You have rightly made use of metaphors, theme is appealing to the readers, words chosen and used in this 15 Syllable Poem make sound and build a good imagery; best of luck. ALCREATOR

 Comment Written 28-Feb-2021


reply by the author on 28-Feb-2021
    Thank you, Alcreator. I'm so glad this caught your eye enough to read and comment.
Comment from Yohani
Excellent
Not yet exceptional. When the exceptional rating is reached this is highlighted

Great little poem and picture to go along with it. The rain is always so peaceful and calming and the poem makes the reader image being in the moment.

 Comment Written 28-Feb-2021


reply by the author on 28-Feb-2021
    Hello, Yohani. Thank you for reading and commenting, and for finding a peaceful moment while you read my poem.
Comment from Susan Newell
Exceptional
This work has reached the exceptional level

You nailed this for cleverness. I like the idea of the rain on the road creating a hissing sound, and the double entendre meaning cars can be passing headed in the same or opposite direction. I love it when word arrangements can convey multiple meanings. That takes a true wordsmith. Pause . . . applause. Damn, you are a tough competitor!

 Comment Written 28-Feb-2021


reply by the author on 28-Feb-2021
    Thank you, Susan, for all these beautiful stars!

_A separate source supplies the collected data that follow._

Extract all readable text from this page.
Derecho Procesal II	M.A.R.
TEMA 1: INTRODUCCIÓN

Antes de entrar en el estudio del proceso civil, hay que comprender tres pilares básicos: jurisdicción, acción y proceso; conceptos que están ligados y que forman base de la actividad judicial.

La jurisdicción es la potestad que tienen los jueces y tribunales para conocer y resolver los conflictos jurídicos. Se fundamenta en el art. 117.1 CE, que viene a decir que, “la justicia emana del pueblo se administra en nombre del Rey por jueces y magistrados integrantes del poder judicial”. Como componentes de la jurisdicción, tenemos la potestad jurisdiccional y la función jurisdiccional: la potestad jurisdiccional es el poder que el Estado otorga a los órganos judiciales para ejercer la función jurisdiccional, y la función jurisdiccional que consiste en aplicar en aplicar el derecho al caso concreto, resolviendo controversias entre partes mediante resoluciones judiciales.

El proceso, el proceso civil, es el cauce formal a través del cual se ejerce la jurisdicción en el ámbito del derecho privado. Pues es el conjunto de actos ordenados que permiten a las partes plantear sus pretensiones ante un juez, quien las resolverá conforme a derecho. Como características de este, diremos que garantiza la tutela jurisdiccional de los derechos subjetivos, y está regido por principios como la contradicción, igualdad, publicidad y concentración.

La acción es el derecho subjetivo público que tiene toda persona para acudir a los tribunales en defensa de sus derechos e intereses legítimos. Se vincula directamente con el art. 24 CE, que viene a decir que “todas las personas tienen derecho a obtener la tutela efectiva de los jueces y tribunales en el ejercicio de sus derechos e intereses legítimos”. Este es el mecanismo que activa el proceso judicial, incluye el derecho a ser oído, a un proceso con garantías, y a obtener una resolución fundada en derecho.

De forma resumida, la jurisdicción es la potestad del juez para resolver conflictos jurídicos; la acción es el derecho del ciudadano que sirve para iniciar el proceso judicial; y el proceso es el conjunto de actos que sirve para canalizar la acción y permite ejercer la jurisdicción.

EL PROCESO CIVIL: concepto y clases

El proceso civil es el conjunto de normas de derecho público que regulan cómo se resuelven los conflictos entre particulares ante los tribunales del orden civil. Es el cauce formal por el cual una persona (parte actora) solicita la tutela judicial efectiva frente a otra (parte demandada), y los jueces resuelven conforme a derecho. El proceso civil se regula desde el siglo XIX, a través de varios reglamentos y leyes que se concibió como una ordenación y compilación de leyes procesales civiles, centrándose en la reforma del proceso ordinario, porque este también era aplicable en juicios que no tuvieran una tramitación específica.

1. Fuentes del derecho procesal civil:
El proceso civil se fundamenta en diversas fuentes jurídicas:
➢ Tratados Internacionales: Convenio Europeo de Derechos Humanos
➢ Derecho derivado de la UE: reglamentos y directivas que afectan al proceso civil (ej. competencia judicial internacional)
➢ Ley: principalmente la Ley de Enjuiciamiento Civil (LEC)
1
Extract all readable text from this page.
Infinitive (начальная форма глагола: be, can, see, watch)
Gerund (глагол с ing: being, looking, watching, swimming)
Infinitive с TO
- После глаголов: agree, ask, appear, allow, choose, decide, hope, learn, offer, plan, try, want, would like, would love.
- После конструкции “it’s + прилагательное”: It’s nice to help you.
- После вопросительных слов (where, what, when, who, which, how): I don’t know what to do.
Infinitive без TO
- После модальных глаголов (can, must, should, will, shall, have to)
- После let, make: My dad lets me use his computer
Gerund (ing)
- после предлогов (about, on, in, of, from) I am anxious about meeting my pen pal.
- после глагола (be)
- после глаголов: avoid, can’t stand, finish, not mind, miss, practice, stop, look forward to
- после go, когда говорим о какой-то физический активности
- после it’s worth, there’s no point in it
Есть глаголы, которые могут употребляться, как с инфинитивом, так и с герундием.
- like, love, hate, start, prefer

    I ran track in high school, back in the Neanderthal days when the track coach would smoke while watching us train. (It was healthy back then, like getting a tan.) One of his "things" was that when we trained, we should never run alone. Always have someone run with you, he'd say. Take turns running behind each other, pushing each other. If you run by yourself, you'll ease off, you won't look for ways to improve, you'll ignore the little details that will help you apart in a race.

    Thanks for jogging with this Neanderthal!
reply by Susan Newell on 28-Feb-2021
    You are welcome. Thank you for writing something worth reading.